/Hubble.2d6-paper-implementation

Implementation of Hubble.2D6 based on the original paper - https://www.ncbi.nlm.nih.gov/pmc/articles/PMC7660895/

Primary LanguageJupyter Notebook

Implementing Hubble.2d6

Link to project repo: https://github.com/Locrian24/seng474-term-project

This repo contains the report, poster, and source code for an attempted implementation of the Hubble.2D6 tool based on the original paper. This was a term project for the SENG 474 class at the University of Victoria.
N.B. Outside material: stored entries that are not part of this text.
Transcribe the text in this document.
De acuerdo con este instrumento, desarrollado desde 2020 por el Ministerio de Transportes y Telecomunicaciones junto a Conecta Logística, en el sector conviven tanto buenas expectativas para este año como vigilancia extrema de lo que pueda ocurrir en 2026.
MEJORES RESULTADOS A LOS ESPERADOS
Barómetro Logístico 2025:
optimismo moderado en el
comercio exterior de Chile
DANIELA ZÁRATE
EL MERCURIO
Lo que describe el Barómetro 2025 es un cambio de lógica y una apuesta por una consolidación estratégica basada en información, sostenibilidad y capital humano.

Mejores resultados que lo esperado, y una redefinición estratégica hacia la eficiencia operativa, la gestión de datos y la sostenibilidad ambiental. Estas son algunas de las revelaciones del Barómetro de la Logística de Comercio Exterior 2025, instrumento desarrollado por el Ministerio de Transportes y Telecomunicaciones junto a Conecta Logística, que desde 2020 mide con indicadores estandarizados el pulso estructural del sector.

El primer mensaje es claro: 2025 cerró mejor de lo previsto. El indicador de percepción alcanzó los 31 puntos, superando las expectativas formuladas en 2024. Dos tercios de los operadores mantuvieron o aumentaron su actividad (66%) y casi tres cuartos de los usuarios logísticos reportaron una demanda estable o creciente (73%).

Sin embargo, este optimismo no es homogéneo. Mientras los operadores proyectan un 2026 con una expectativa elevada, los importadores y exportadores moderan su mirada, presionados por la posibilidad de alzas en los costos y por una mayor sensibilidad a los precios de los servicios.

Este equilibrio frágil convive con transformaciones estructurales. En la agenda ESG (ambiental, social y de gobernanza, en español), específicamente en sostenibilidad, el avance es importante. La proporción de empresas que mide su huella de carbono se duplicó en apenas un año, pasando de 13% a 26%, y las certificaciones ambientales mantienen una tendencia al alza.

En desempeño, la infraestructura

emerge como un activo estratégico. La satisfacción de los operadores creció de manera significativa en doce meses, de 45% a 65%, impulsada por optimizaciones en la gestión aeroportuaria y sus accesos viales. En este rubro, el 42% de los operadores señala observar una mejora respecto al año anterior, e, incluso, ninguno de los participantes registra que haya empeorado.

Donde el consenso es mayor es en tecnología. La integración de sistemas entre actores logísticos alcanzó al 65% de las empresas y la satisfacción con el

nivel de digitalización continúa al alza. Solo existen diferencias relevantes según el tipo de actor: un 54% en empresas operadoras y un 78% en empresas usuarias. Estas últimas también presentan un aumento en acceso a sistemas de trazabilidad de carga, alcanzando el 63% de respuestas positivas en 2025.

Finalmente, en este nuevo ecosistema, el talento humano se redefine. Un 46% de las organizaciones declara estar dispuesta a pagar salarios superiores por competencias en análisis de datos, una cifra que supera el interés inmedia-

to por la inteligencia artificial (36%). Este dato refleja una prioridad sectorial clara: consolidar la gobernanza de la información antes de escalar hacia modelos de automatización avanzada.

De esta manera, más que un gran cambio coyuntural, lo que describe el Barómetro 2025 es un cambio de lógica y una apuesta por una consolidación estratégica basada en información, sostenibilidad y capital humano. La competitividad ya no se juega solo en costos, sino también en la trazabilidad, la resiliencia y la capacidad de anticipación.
IMPORTANT: This is an naive and incomplete implementation of the Hubble.2d6 tool. This was an undergraduate project and is far from a reliable tool. The official version of Hubble.2d6 can be found at this repo.

Acknowledgements

This majority of logic in pre-processing and post-processing of data is taken from the original tool (here). This also includes supplementary data such as pre-computed embeddings, and specifics in the deep learning networks' architecture.

How to run

Creating environment

Using Anaconda:

conda env create --file cannett_474_env.yml

Using pip with a virtual environment:

python3 -m venv env
source env/bin/activate
pip install -r requirements.txt

Run

Sample file with 3 star alleles:

python3 model/hubble.py -v data/sample.vcf

Star alleles from PharmVar:

python3 model/hubble.py -v step3/data/star_samples.vcf

Supplementary material

As well as the source code for the implementation, Google Colab notebooks are included showing the training processes as well as generation of evaluation metrics.

Colab notebooks are found in the notebooks directory.